En ces temps d’élections … par Nicole Savey

La préface de Geneviève Fraisse, philosophe, directrice de recherche au CNRS et féministe, présente l’oeuvre de cette pionnière des droits des femmes en France, particulièrement du droit de vote, à l’époque de la Troisième République, jusqu’en 1914. C’est sous « Le signe égal ou la logique de l’histoire » qu’elle place l’action d’Hubertine Auclert (1848-1914) conférencière, journaliste, »enquêteuse « comme elle le dit elle même, dont toute la lutte tent à prouver qu’il y a une logique républicaine à donner le droit de vote et tous les droits de citoyenne, aux femmes.

 

La biographie de Steven C.Hause, professeur et co-directeur du département d’études européennes à l’Université Washington de Saint Louis (Missouri), retrace la vie de militante d’Hubertine Auclert. Du couvent de Montluçon dans l’Allier ou elle est née dans une famille de propriétaires terriens, à son installation à Paris ou elle s’engage dans le mouvement féministe et républicain qui se crée autour de Léon Richer et Maria Deraismes, soutenu par Victor Hugo. Puis dans des chapitres aux titres évocateurs, il résume l’activité incessante d’Hubertine Auclert qui intervient dans les meetings féministes et socialistes, fonde un journal « La citoyenne », enquête en Algérie ou elle séjourne de 1888 à 1892, avec son mari Antonin Lévrier nommé juge à Alger. Ensuite dans les années 1900, revenue à Paris, Hubertine Auclert lance ses combats de « suffragette française » en se présentant illégalement aux élections, en renversant les urnes dans les bureaux de vote ou en refusant de payer ses impôts. Elle était cependant assez isolée dans le mouvement féministe entre les « féministes bourgeoises »opposèes aux actions d’éclat dont certaines demandaient les droits civils avant les droits civiques et les féministes socialistes qui défendaient d’abord la lutte des classes, sinon les féministes anarchistes qui ne revendiquaient pas le vote. Elle a eu malgré tout la satisfaction avant de disparaître en 1914, de constater qu’une majorité de députés (mais pas de sénateurs) était favorable au droit de vote des femmes.

 

Les textes choisis sont ceux de conférences ou de pétitons et des extraits des 3 livres publiés par Hubertine Auclert: « Les Femmes arabes en Algérie »,1900, »Le vote des femmes,1908 et »Les femmes au gouvernail »,1925.
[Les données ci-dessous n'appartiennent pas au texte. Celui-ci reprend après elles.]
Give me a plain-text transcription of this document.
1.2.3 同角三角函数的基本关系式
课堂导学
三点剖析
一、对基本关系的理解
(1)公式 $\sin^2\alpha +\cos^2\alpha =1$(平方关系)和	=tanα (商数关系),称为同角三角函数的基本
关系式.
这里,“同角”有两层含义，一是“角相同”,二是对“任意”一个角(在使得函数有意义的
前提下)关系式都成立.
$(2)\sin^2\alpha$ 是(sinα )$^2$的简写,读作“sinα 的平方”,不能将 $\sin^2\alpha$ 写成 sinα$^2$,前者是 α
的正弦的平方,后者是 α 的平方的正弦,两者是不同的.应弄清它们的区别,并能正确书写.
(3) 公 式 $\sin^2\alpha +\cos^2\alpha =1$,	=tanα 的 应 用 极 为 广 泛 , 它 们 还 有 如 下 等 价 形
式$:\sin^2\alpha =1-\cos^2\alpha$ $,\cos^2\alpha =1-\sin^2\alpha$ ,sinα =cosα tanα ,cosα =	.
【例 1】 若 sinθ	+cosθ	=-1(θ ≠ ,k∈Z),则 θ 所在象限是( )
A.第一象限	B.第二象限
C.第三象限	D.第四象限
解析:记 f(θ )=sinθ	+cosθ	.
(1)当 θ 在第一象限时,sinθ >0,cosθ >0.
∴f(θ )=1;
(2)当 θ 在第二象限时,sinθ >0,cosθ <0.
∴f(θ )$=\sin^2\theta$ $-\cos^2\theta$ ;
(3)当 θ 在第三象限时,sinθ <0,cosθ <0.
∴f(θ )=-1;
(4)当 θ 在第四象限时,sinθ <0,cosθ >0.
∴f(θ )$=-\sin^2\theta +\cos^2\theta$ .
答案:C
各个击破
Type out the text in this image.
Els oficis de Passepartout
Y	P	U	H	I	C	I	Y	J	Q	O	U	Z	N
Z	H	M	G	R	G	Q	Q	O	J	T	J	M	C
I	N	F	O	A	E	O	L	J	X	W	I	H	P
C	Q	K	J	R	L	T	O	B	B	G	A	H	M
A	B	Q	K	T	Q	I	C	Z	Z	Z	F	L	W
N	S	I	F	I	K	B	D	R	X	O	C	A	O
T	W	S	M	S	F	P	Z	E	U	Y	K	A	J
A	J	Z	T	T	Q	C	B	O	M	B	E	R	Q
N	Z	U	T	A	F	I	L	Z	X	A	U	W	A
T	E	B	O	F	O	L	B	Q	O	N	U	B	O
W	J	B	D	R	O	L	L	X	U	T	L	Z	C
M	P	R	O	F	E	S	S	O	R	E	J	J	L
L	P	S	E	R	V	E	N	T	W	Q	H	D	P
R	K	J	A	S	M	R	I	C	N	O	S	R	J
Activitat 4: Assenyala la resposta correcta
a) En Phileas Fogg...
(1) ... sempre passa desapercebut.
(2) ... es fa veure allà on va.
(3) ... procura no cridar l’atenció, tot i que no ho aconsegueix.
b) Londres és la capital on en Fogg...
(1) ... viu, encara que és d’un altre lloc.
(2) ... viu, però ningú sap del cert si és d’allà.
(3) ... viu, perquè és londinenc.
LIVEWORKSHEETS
De nombreux textes concernent le droit de vote et de gouverner : du discours « Le droit politique des femmes, question qui n’est pas traitée au congrès international des femmes » en 1878 et qu’elle n’a pas été autorisée à prononcer, jusqu’à par exemple, « L’annulement politique des femmes est un obstacle au progrès » écrit avant 1914. En effet, sa lutte primordiale concerne les droits politiques comme elle dit avec humour: »De même que les hommes qui en ont le goût peuvent envahir la cuisine, les femmes qui y sont instinctivement poussées doivent pouvoir s’occuper de politique ».

Plusieurs textes illustrent qu’Hubertine Auclert qui se voulait « féministe intégrale »a été une des premières encore à réclamer l’égalité entre les hommes et les femmes dans le travail, la famille et le mariage. Elle intervenait dans les mairies pour faire remarquer à la mariée que, selon le code civil, la femme devait obéissance à l’homme!

Toujours novatrice, comme Louise Michel ou Paule Minck elle a été une des premières à dénoncer la condition des femmes musulmanes en Algérie , par exemple dans « Le mariage arabe est un viol d’enfant » et la colonisation française, par exemple dans « Alger sans écoles arabes de filles ».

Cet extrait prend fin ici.